What do you do when you’ve done almost everything right and yet your business is failing? It’s not a hypothetical question and the answers I’ve come up with kind of scare me a little. Let’s see what you think.

The town from which I moved has fewer and fewer “mom and pop” stores. Most of them have been replaced by national chains. Main Street used to be unique, interesting retailers. Now it’s basically an outdoor copy of most malls with chain store after chain store packed in next door to one another. I still read the local news from the town in which I lived for 35 years and I was saddened to see that another one has bitten the dust. Let me explain why it raised some questions in my mind.

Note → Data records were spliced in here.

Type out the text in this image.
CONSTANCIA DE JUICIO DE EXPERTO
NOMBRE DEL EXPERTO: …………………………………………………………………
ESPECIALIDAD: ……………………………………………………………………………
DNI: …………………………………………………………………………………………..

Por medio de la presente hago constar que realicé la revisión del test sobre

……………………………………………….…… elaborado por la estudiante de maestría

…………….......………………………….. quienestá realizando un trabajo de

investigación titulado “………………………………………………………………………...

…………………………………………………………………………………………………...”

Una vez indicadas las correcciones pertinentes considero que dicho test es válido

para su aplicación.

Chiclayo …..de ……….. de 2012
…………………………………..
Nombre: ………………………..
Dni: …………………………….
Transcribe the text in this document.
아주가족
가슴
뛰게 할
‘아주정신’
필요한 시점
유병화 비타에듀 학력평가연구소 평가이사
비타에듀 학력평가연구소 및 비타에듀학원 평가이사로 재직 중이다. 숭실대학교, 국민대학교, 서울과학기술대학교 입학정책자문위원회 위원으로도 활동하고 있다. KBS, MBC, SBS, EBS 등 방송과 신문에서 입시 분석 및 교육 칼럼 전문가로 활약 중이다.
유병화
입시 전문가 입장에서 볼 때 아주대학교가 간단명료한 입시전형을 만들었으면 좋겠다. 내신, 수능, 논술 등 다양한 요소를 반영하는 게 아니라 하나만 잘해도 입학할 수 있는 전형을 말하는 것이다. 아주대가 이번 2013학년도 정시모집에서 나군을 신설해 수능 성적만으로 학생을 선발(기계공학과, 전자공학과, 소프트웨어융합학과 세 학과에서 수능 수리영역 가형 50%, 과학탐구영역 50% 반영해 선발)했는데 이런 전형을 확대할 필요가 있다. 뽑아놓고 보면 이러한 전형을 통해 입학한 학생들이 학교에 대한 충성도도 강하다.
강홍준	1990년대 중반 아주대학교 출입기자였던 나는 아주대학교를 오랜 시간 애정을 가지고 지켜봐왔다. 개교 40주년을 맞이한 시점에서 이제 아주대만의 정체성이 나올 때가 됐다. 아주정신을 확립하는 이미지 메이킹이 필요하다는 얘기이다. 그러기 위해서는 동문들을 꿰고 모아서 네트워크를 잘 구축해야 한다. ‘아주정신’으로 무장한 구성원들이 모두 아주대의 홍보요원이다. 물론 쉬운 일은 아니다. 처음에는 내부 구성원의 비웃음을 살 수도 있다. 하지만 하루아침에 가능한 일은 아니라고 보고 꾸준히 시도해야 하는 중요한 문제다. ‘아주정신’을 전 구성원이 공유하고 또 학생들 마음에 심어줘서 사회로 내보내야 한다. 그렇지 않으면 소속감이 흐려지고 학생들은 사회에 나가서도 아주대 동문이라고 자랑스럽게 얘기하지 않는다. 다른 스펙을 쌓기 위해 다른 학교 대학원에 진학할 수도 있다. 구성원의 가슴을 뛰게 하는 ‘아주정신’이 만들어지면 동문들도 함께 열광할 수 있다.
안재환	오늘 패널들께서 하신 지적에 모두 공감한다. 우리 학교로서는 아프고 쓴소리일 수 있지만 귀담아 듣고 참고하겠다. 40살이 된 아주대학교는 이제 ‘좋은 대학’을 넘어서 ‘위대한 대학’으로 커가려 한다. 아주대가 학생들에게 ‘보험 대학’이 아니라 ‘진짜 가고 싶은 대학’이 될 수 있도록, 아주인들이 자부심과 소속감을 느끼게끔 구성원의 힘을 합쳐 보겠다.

It was a local hardware store run by a family who is well-known in the town. As one local blogger wrote, “They’ve been the go-to place for gardening supplies in spring, rakes in the fall, paint and keys and pest control and light bulbs and a lot more whenever we need it.” It wasn’t huge but as local places go it had a fair amount of inventory and I suspect that it could satisfy the Do It Yourself needs of most folks. Therein lies the problem. The owner put it well, citing irreversible challenges, including online sales competition and the loss of skilled DIYers to a keypad culture.

Guilty as charged, sir. Much of the time I just have Amazon deliver what I know I’ll need in a day or two. Of course, in my old town, fewer and fewer people actually even do things themselves, preferring to call someone. When I changed out my first toilet fill valve here in my new place, I did think to myself that I probably would have called a plumber and paid for an hour of his or her time to do a 10-minute job – 40 if you count the time it took to run to Walmart to get the part.

This family did everything right. They were never too busy to help you understand how to do a repair or improvement job as they made sure you had the right materials and tools. They personalized everything, something the online world is still learning to do. Did you pay a little more (and it really was a little)? Yes, but you also were 100% sure you had what you needed. The market has changed, however, and competing with Home Depot or Lowes or Amazon (for the smaller number of people in town who still did things themselves) became impossible.

What would I have advised them? More in-store classes, a better online presence establishing themselves as local, available experts, maybe get a kid to deliver. Yes, the big guys do some of that too, but having the local, familiar edge could make a difference. I’m not sure any of that would have worked, but I also know that most retail is still brick and mortar, not online. I do think that competing with online as well as with giant home improvement centers, however, is too much. The benefits of technology are generally good, but in this case, tech has disrupted the local ecosystem, much as introducing a non-native predator to solve one problem can cause many others. Any local grocery stores in your town? Not in mine. Auto repair, restaurants, clothing stores, heck, even car dealers are all heading down this same path. Could your business be as well? What can you do NOW?